Associate Professor Martina Doblin, of the University of Technology, Sydney; Professor Iain Suthers, of the University of New South Wales; and Amy Nau, of the CSIRO Marine National Facility were aboard.
Ms Nau noticed something different.
“A rapid change in the profile of the sea floor captured by the multibeam sonar system showed that the ship had passed over a reef, popular with locals and known as Twelve-Mile Reef,” the trio of scientists said in a statement to the Narooma News.
“Even more distinctive was the output from the fisheries echo sounder.
“The bioacoustic signals of this sensitive equipment showed plankton and smaller fish in surface water, as well as schools of larger fish in bottom water, close to the reef.
“The reef, 4 km south of the listed position, was revealed in unprecedented detail by the ship’s state-of- the-art swath mapper.
“The reef appears to be the remnant of an old volcano, submerged more than 110 m below current sea level. At the top of the reef is a circular depression approximately 200 m across, only 15 m above the surrounding continental shelf.”

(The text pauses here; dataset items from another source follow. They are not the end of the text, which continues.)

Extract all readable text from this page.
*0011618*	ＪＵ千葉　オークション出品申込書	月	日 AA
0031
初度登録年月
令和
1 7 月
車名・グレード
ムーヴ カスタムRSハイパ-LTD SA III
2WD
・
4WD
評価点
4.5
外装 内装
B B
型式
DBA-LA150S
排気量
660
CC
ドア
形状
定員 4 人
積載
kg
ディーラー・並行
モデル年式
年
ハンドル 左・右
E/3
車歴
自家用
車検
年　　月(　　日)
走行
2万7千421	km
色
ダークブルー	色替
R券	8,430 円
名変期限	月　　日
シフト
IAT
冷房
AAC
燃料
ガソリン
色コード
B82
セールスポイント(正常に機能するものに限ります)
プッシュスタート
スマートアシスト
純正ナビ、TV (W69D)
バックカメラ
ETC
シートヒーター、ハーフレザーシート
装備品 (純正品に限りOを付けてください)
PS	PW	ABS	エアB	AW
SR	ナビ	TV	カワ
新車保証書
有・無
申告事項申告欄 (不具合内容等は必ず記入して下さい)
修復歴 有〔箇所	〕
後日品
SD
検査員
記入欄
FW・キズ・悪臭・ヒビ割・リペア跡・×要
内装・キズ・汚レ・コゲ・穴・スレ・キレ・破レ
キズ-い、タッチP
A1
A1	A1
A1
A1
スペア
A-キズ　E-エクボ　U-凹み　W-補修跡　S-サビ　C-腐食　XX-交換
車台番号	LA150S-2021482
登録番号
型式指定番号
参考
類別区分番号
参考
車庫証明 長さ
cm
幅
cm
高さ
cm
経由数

Prof Suthers is excited by its history.
“It’s entirely feasible that this ancient eroded feature hosted indigenous Australians over 10,000 years ago, when sea level was lower during the last ice age,” Professor Suthers said.
“It’s also remarkable that such a shallow rocky reef can influence the distribution of pelagic fish. Clearly the reef generates an ecosystem.”
It is that crater that is a bounty for larval fish, Prof Doblin said.
“It creates an upwards lift in the water and helps feed the reef with nutrients,” she said.
“It stimulates plankton and larval fish feed on the plankton.”
The bottom survey forms part of a wider study on linking the oceanography of the region with ecosystem functioning and the marine foodweb.
Scientists on board are researching the impact of the East Australian Current and its eddies on biological processes driven by microbes, plankton and larval fish.
Given the projected increase in the southward extent of the current, determining how the ecosystem is functioning now will help them understand how it will function into the future.
“Given that a change at the base of the foodweb will have a cascading impact on ocean productivity, our research has important implications,” Prof Doblin said.